吉野 宣彦

循環農学類

吉野 宣彦 よしの よしひこ

教授

研究室番号
A3-302
取得学位 博士(農学)
研究室・ユニット名 農村計画論
研究キーワード 酪農経営 収益性格差 放牧

酪農データベース構築と経営改善への利用

研究の概要・特徴

 最大700農場の経営データを統合したデータベースを15年以上継続して整備しています。農協職員などが自らデータベースを作成し、分析するマニュアル化を進めています。任意の農場を抽出し、種々のグループに分けて比較可能なプログラムを作成してあります。これらの図表の一斉印刷が可能です。同じ地域条件の全農場の長期継続データによる動態分析を可能にしています。
 プログラムを利用した分析により以下のことなどが明らかになっています。
 第1に農場間に大きな収益性格差があること(図1)。
 第2に収益性の高い理由は、高い乳量ではなく、低いコストにあること(図2)。
 第3に収益性が低いほど多頭化を望む「悪循環の拡大」意識にあったこと(図3)。
 このような経営データに農業者からの聞き取り調査を加えて、収益性格差が生じた理由について意思決定の違いを明らかにしつつあります。多くの収益性の低い農場を高位平準化できるサポート体制が明確になるよう努めています。
 規模拡大が進んだ北海道では地域の人口減少が進んでいます。単に大規模化を進めることではなく、いかにコストを下げ、小さな規模でも酪農が成り立つかを考えることが重要になっています。地域にあった適正な規模を追求することが大切だと感じています。

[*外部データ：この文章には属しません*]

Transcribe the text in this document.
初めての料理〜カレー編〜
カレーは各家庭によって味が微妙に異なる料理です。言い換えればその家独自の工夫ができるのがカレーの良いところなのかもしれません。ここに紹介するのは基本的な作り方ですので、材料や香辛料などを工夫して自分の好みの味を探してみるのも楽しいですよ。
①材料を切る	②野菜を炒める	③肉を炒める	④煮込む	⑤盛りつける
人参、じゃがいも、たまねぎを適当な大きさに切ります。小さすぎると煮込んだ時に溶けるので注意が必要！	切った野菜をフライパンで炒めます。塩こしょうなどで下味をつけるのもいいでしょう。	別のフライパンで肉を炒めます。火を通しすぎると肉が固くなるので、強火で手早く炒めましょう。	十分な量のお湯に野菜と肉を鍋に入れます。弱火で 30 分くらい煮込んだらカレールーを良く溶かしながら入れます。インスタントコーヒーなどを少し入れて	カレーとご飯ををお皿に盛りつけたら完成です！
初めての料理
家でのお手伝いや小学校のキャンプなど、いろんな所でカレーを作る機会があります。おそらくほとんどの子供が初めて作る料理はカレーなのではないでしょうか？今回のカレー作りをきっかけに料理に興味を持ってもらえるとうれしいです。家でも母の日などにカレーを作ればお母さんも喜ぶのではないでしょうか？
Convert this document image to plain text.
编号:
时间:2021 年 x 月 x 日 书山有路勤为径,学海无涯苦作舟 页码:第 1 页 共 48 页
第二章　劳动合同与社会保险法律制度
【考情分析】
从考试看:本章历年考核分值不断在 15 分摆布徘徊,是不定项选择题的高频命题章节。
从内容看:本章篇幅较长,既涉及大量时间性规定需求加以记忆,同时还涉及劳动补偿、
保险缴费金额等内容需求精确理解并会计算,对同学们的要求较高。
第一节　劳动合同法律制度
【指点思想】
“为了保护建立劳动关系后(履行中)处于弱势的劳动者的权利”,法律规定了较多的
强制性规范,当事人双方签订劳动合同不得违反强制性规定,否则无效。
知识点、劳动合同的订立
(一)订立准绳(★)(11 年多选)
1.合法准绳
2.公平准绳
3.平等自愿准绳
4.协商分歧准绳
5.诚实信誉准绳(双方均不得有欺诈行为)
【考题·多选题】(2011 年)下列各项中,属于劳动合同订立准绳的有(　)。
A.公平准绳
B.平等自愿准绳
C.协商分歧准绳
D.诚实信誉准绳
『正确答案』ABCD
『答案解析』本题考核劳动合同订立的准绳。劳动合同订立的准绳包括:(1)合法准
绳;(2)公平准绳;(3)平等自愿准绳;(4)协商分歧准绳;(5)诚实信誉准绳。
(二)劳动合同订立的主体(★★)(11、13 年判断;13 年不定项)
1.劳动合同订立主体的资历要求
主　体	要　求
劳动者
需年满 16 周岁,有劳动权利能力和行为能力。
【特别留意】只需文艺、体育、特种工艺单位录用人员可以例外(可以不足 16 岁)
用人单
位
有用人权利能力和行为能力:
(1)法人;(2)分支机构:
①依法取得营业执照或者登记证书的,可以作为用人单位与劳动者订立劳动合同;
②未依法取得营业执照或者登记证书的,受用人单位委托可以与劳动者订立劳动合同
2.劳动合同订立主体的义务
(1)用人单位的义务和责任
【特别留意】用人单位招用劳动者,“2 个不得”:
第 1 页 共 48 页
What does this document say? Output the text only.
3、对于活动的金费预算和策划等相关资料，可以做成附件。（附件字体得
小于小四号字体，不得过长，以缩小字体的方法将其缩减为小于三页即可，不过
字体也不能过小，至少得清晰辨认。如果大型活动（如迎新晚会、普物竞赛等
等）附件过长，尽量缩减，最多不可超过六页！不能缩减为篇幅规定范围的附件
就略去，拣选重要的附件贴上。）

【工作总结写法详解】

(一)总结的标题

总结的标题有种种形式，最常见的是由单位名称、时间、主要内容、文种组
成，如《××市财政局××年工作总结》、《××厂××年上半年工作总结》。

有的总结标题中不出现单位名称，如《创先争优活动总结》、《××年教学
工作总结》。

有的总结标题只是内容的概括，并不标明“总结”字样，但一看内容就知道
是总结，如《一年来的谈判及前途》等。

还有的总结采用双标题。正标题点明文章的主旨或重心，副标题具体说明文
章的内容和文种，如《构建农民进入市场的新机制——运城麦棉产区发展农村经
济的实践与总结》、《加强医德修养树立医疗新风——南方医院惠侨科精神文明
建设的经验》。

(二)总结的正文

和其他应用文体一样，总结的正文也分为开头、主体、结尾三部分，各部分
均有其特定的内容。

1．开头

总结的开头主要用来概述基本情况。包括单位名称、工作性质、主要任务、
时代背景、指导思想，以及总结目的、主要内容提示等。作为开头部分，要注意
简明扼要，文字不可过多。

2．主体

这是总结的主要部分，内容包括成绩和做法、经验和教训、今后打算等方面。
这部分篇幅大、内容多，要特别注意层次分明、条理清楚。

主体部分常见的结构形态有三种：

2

経産牛頭数と農業所得(クミカンによる)の相関図 同じ頭数規模でも大きく分散 経産牛頭数と農業所得(クミカンによる)の相関図 同じ頭数規模でも大きく分散
農業所得率が高いほど、頭数当たりの支出が低下しています。 農業所得率が高いほど、頭数当たりの支出が低下しています。
多頭化したいと考えめどがあると思っている人は所得の低い方により多く分部している。 多頭化したいと考えめどがあると思っている人は所得の低い方により多く分部している。
産業界等へのアピールポイント(用途・応用例等)

農協や役場にある資料をデータベースにすることにより経営改善に活用できます。長期のデータベースをを蓄積することにより様々な補助事業やプロジェクトの成果を検証可能にすることができます。